Token spend is the visible line item. It is rarely the largest cost. The hidden costs are latency risk, reliability dependency, and evaluation debt — and these compound in ways that token pricing does not.

Token cost is only the starting point

Teams model LLM cost as input tokens plus output tokens times the per-token rate. This is accurate as far as it goes. The problem is that it accounts for the cheapest part of the total cost of operating a production LLM system.

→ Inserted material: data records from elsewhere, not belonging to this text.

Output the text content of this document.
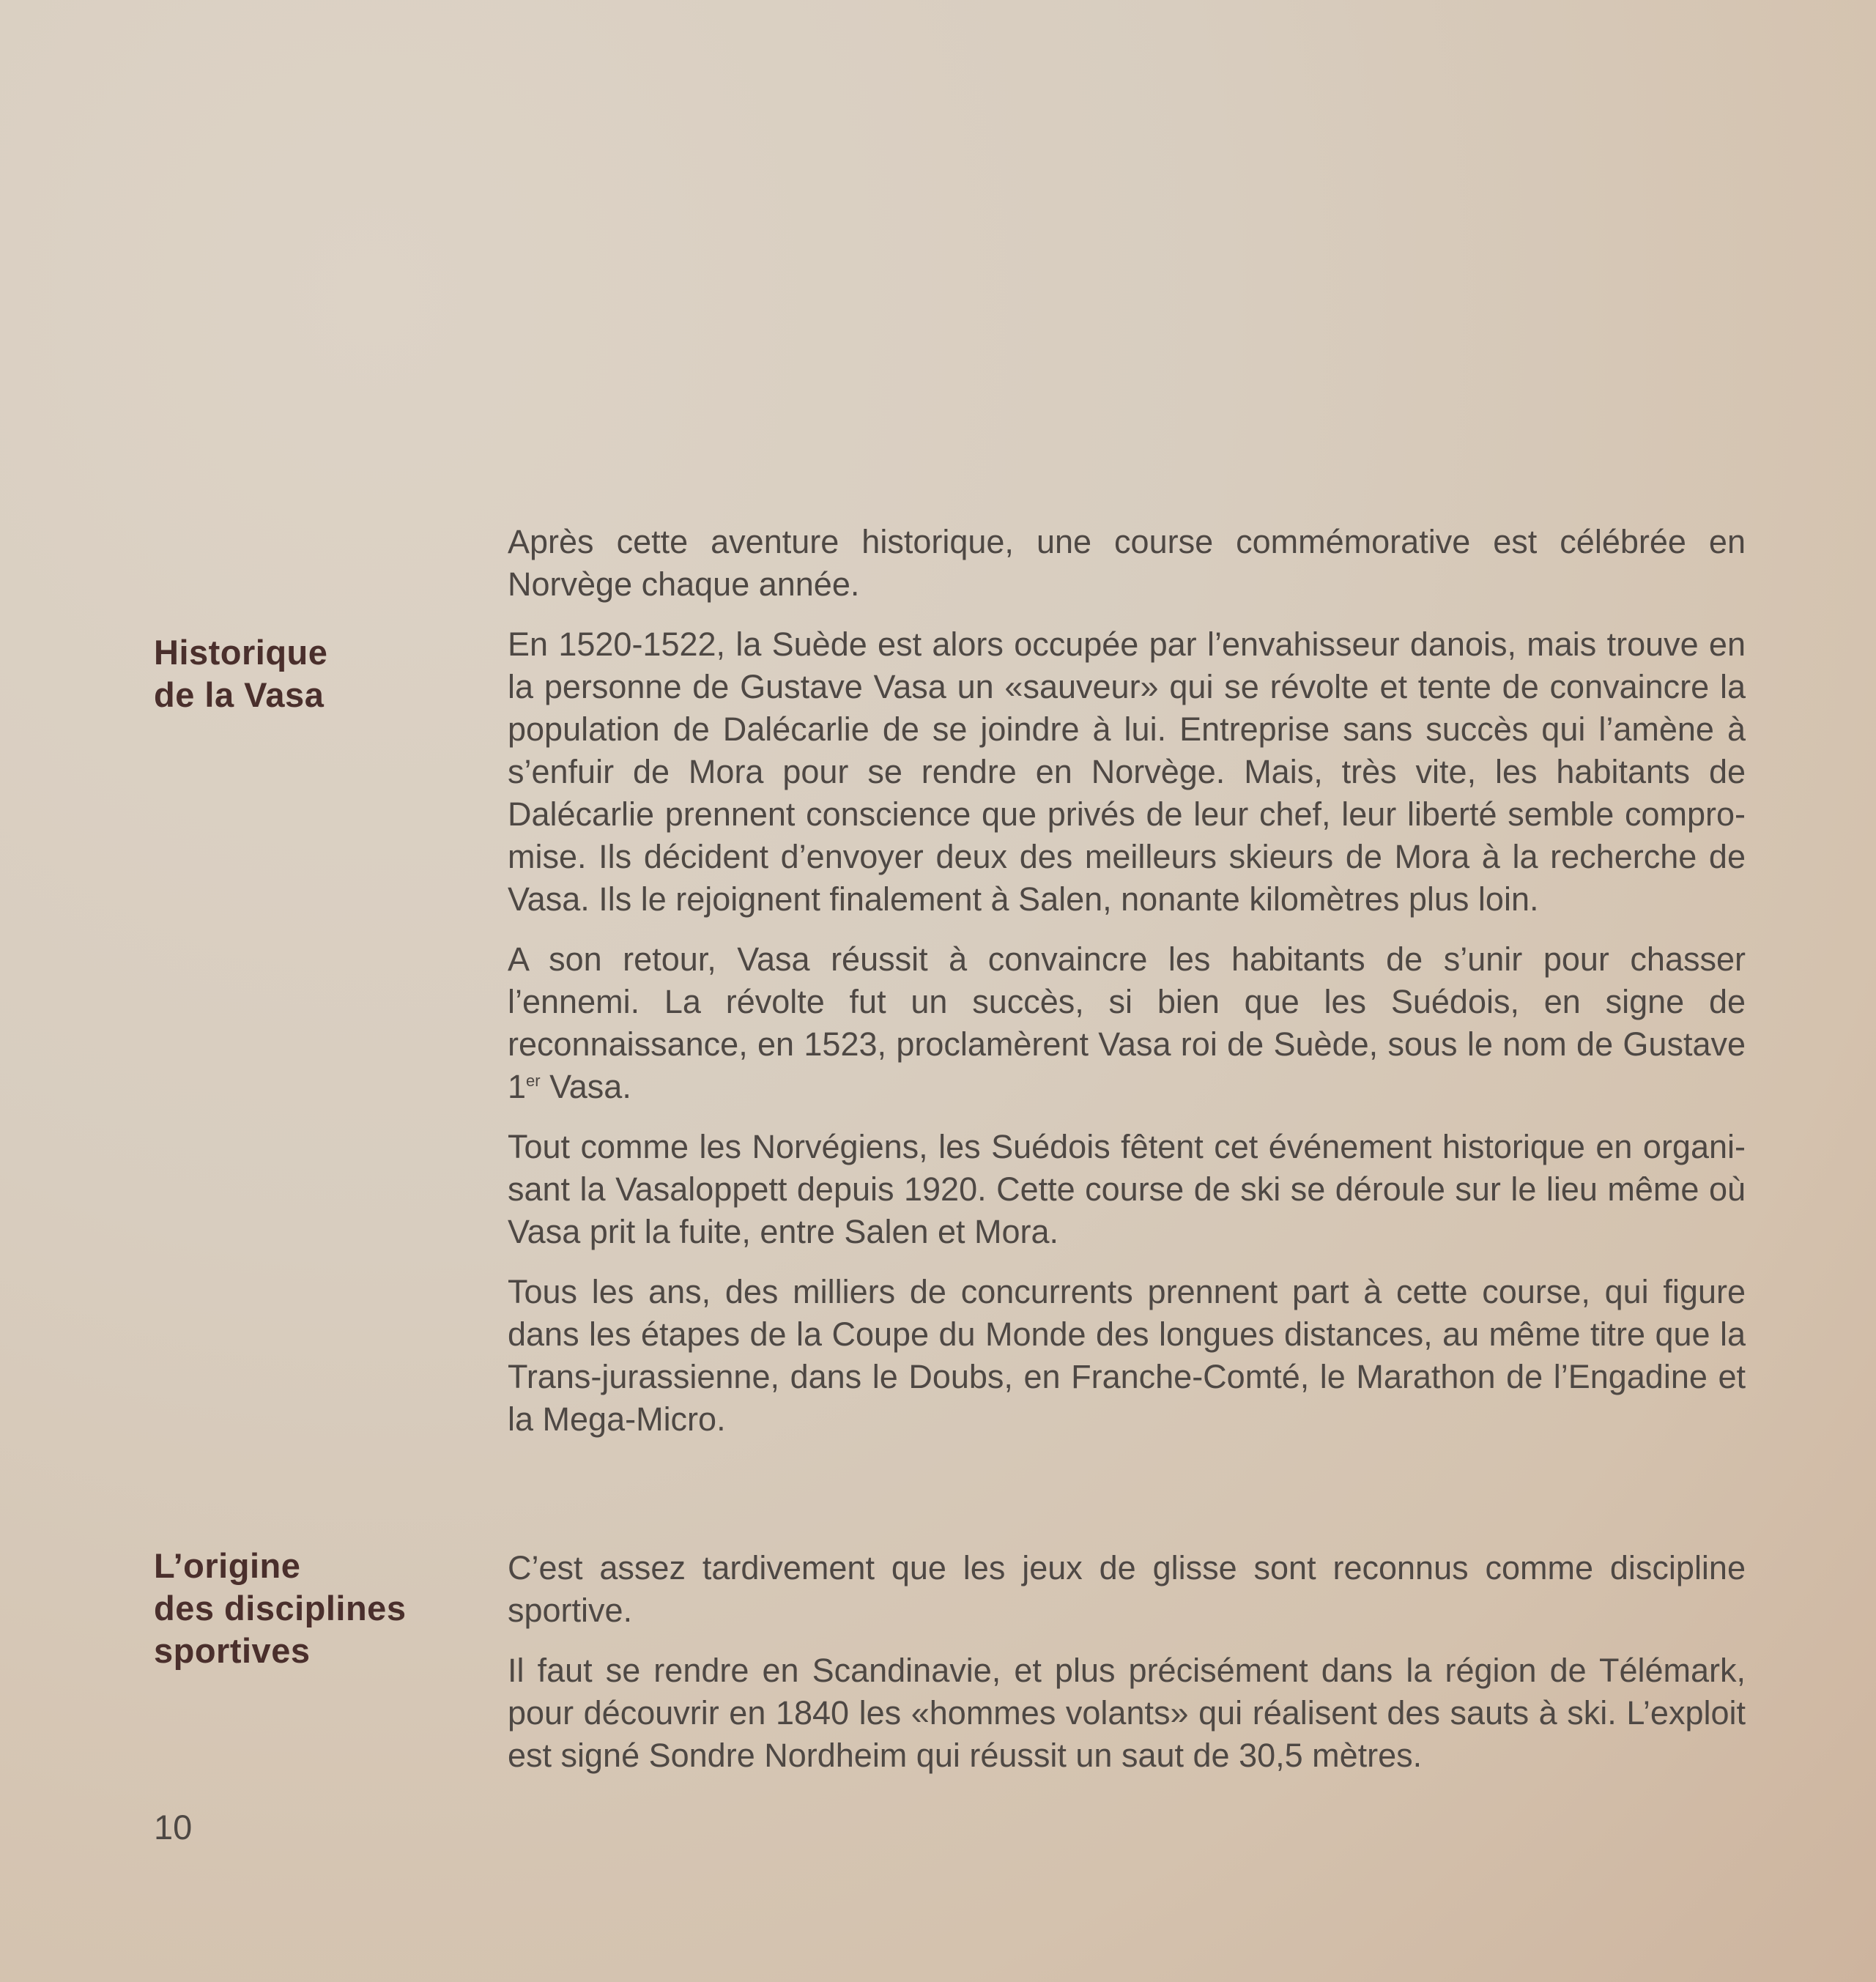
Historique
de la Vasa

Après cette aventure historique, une course commémorative est célébrée en Norvège chaque année.

En 1520-1522, la Suède est alors occupée par l’envahisseur danois, mais trouve en la personne de Gustave Vasa un «sauveur» qui se révolte et tente de convaincre la population de Dalécarlie de se joindre à lui. Entreprise sans succès qui l’amène à s’enfuir de Mora pour se rendre en Norvège. Mais, très vite, les habitants de Dalécarlie prennent conscience que privés de leur chef, leur liberté semble compro-mise. Ils décident d’envoyer deux des meilleurs skieurs de Mora à la recherche de Vasa. Ils le rejoignent finalement à Salen, nonante kilomètres plus loin.

A son retour, Vasa réussit à convaincre les habitants de s’unir pour chasser l’ennemi. La révolte fut un succès, si bien que les Suédois, en signe de reconnaissance, en 1523, proclamèrent Vasa roi de Suède, sous le nom de Gustave 1er Vasa.

Tout comme les Norvégiens, les Suédois fêtent cet événement historique en organi-sant la Vasaloppett depuis 1920. Cette course de ski se déroule sur le lieu même où Vasa prit la fuite, entre Salen et Mora.

Tous les ans, des milliers de concurrents prennent part à cette course, qui figure dans les étapes de la Coupe du Monde des longues distances, au même titre que la Trans-jurassienne, dans le Doubs, en Franche-Comté, le Marathon de l’Engadine et la Mega-Micro.

L’origine
des disciplines
sportives

C’est assez tardivement que les jeux de glisse sont reconnus comme discipline sportive.

Il faut se rendre en Scandinavie, et plus précisément dans la région de Télémark, pour découvrir en 1840 les «hommes volants» qui réalisent des sauts à ski. L’exploit est signé Sondre Nordheim qui réussit un saut de 30,5 mètres.

10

Consider what is missing from that calculation:

  • Retry spend. Every API timeout, rate limit error, or malformed output that triggers a retry doubles the cost of that request. In high-throughput systems, retry rates of 5–15% are common and expected. The token cost model does not include this.
  • Prompt engineering overhead. Each iteration of a prompt that changes output quality requires re-running your evaluation set. At meaningful scale, evaluation runs are not free — either in API spend, in engineer time, or both.
  • Latency cost. A response time of 3–8 seconds is normal for frontier model APIs. For user-facing features, this is often unacceptable. The engineering investment required to make this acceptable — streaming, caching, speculative prefilling, model tiering — is significant and recurring.
  • Model deprecation risk. API providers deprecate model versions. When a model version you depend on is deprecated, you must re-evaluate your prompts against the replacement model. The cost of a model migration is not trivial and is not included in any per-token pricing calculation.

The evaluation debt problem

Every production LLM system accrues evaluation debt. The system starts with an evaluation set. The model changes. The prompt changes. The input distribution drifts. Each of these events requires updating the evaluation set — and teams consistently underinvest in this work because it does not ship features.

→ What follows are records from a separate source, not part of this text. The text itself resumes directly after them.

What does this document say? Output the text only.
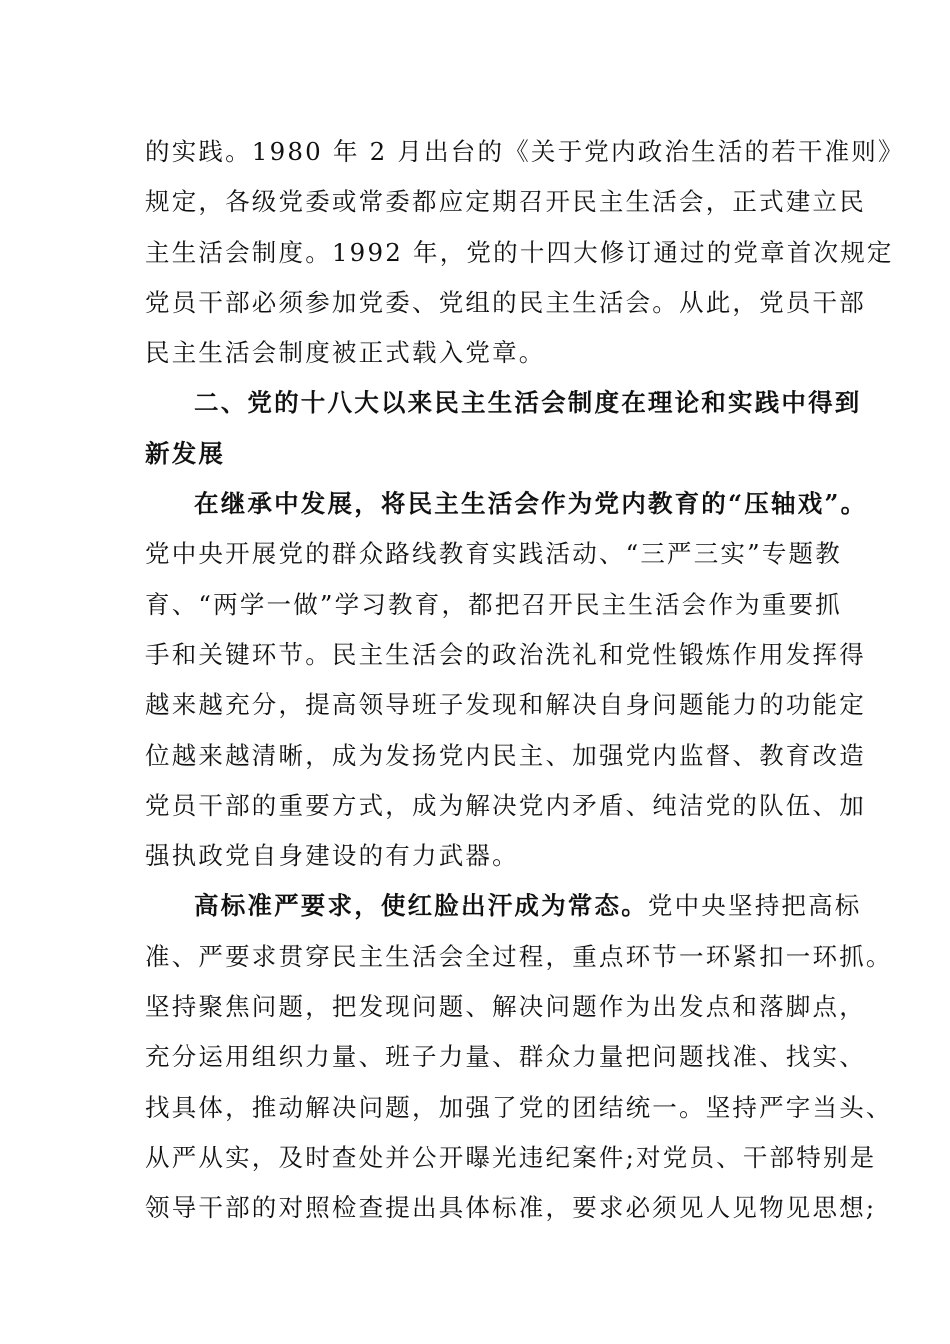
的实践。1980 年 2 月出台的《关于党内政治生活的若干准则》
规定，各级党委或常委都应定期召开民主生活会，正式建立民
主生活会制度。1992 年，党的十四大修订通过的党章首次规定
党员干部必须参加党委、党组的民主生活会。从此，党员干部
民主生活会制度被正式载入党章。
二、党的十八大以来民主生活会制度在理论和实践中得到
新发展
在继承中发展，将民主生活会作为党内教育的“压轴戏”。
党中央开展党的群众路线教育实践活动、“三严三实”专题教
育、“两学一做”学习教育，都把召开民主生活会作为重要抓
手和关键环节。民主生活会的政治洗礼和党性锻炼作用发挥得
越来越充分，提高领导班子发现和解决自身问题能力的功能定
位越来越清晰，成为发扬党内民主、加强党内监督、教育改造
党员干部的重要方式，成为解决党内矛盾、纯洁党的队伍、加
强执政党自身建设的有力武器。
高标准严要求，使红脸出汗成为常态。党中央坚持把高标
准、严要求贯穿民主生活会全过程，重点环节一环紧扣一环抓。
坚持聚焦问题，把发现问题、解决问题作为出发点和落脚点，
充分运用组织力量、班子力量、群众力量把问题找准、找实、
找具体，推动解决问题，加强了党的团结统一。坚持严字当头、
从严从实，及时查处并公开曝光违纪案件;对党员、干部特别是
领导干部的对照检查提出具体标准，要求必须见人见物见思想;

Evaluation debt manifests as degraded performance that no one notices until it causes an incident. The system has been getting slightly worse for months. The evaluation set has not kept up with production inputs. When the failure becomes visible, the cost to diagnose and remediate is far larger than the cost of maintaining the evaluation harness would have been.

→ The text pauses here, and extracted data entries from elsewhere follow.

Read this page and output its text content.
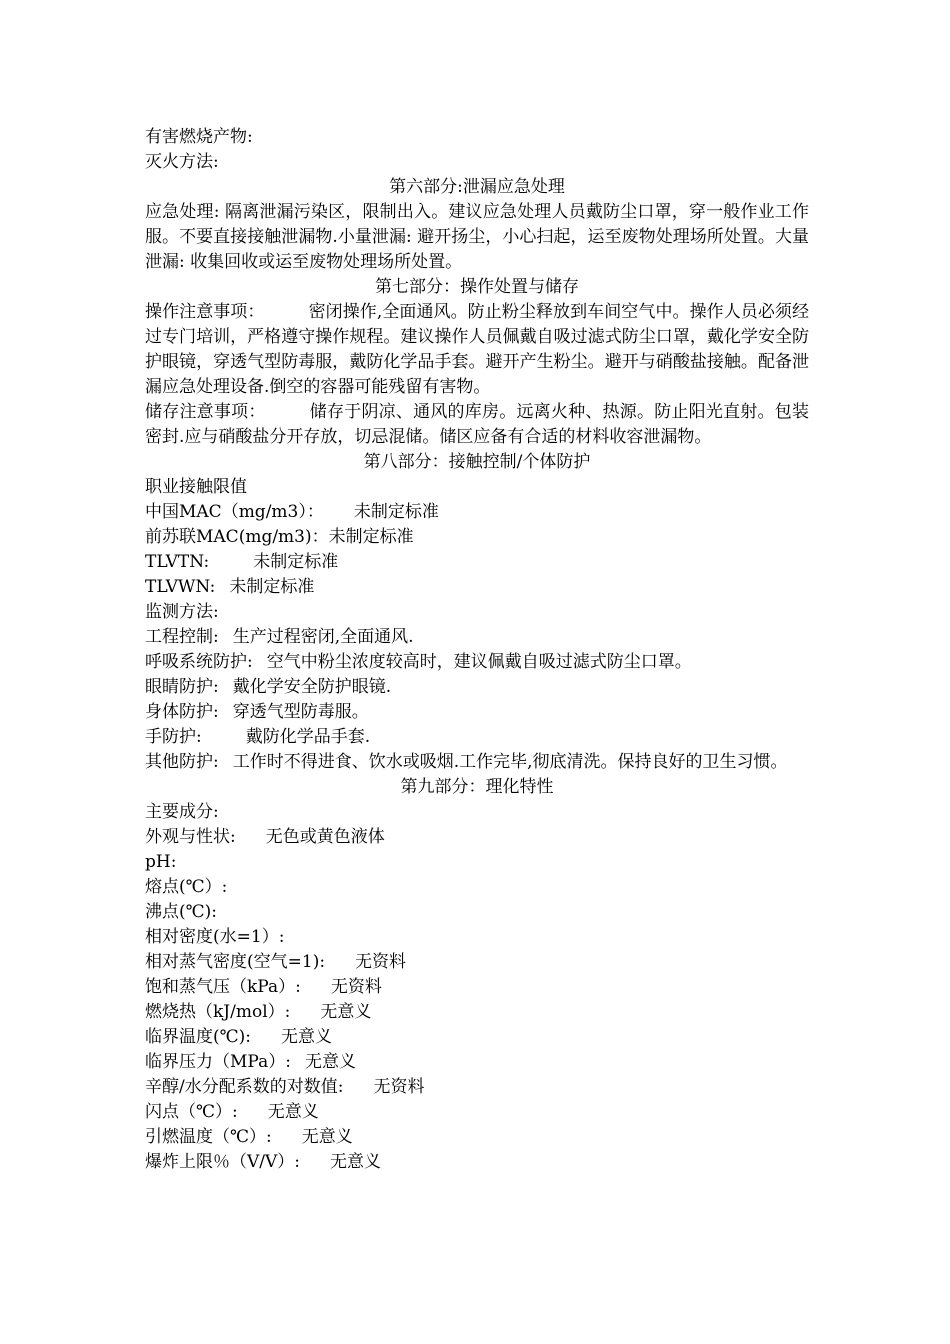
有害燃烧产物:
灭火方法:
第六部分:泄漏应急处理
应急处理: 隔离泄漏污染区，限制出入。建议应急处理人员戴防尘口罩，穿一般作业工作服。不要直接接触泄漏物.小量泄漏: 避开扬尘，小心扫起，运至废物处理场所处置。大量泄漏: 收集回收或运至废物处理场所处置。
第七部分：操作处置与储存
操作注意事项：	密闭操作,全面通风。防止粉尘释放到车间空气中。操作人员必须经过专门培训，严格遵守操作规程。建议操作人员佩戴自吸过滤式防尘口罩，戴化学安全防护眼镜，穿透气型防毒服，戴防化学品手套。避开产生粉尘。避开与硝酸盐接触。配备泄漏应急处理设备.倒空的容器可能残留有害物。
储存注意事项：	储存于阴凉、通风的库房。远离火种、热源。防止阳光直射。包装密封.应与硝酸盐分开存放，切忌混储。储区应备有合适的材料收容泄漏物。
第八部分：接触控制/个体防护
职业接触限值
中国MAC（mg/m3）： 未制定标准
前苏联MAC(mg/m3)：未制定标准
TLVTN:	未制定标准
TLVWN: 未制定标准
监测方法:
工程控制: 生产过程密闭,全面通风.
呼吸系统防护: 空气中粉尘浓度较高时，建议佩戴自吸过滤式防尘口罩。
眼睛防护: 戴化学安全防护眼镜.
身体防护: 穿透气型防毒服。
手防护:	戴防化学品手套.
其他防护: 工作时不得进食、饮水或吸烟.工作完毕,彻底清洗。保持良好的卫生习惯。
第九部分：理化特性
主要成分:
外观与性状: 无色或黄色液体
pH:
熔点(℃）:
沸点(℃):
相对密度(水=1）:
相对蒸气密度(空气=1): 无资料
饱和蒸气压（kPa）: 无资料
燃烧热（kJ/mol）: 无意义
临界温度(℃): 无意义
临界压力（MPa）: 无意义
辛醇/水分配系数的对数值: 无资料
闪点（℃）: 无意义
引燃温度（℃）: 无意义
爆炸上限％（V/V）: 无意义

The practical implication for cost modelling

When modelling the cost of an LLM integration, token spend is the floor. Multiply it by 1.5 to 2x to account for retries and evaluation runs. Add a maintenance budget for evaluation set upkeep of at least 10–20% of initial build cost per quarter. Budget for at least one model migration per year.

The teams that are surprised by LLM operating costs are the ones who modelled only the token line item. The teams that are not surprised built the full cost model before they started.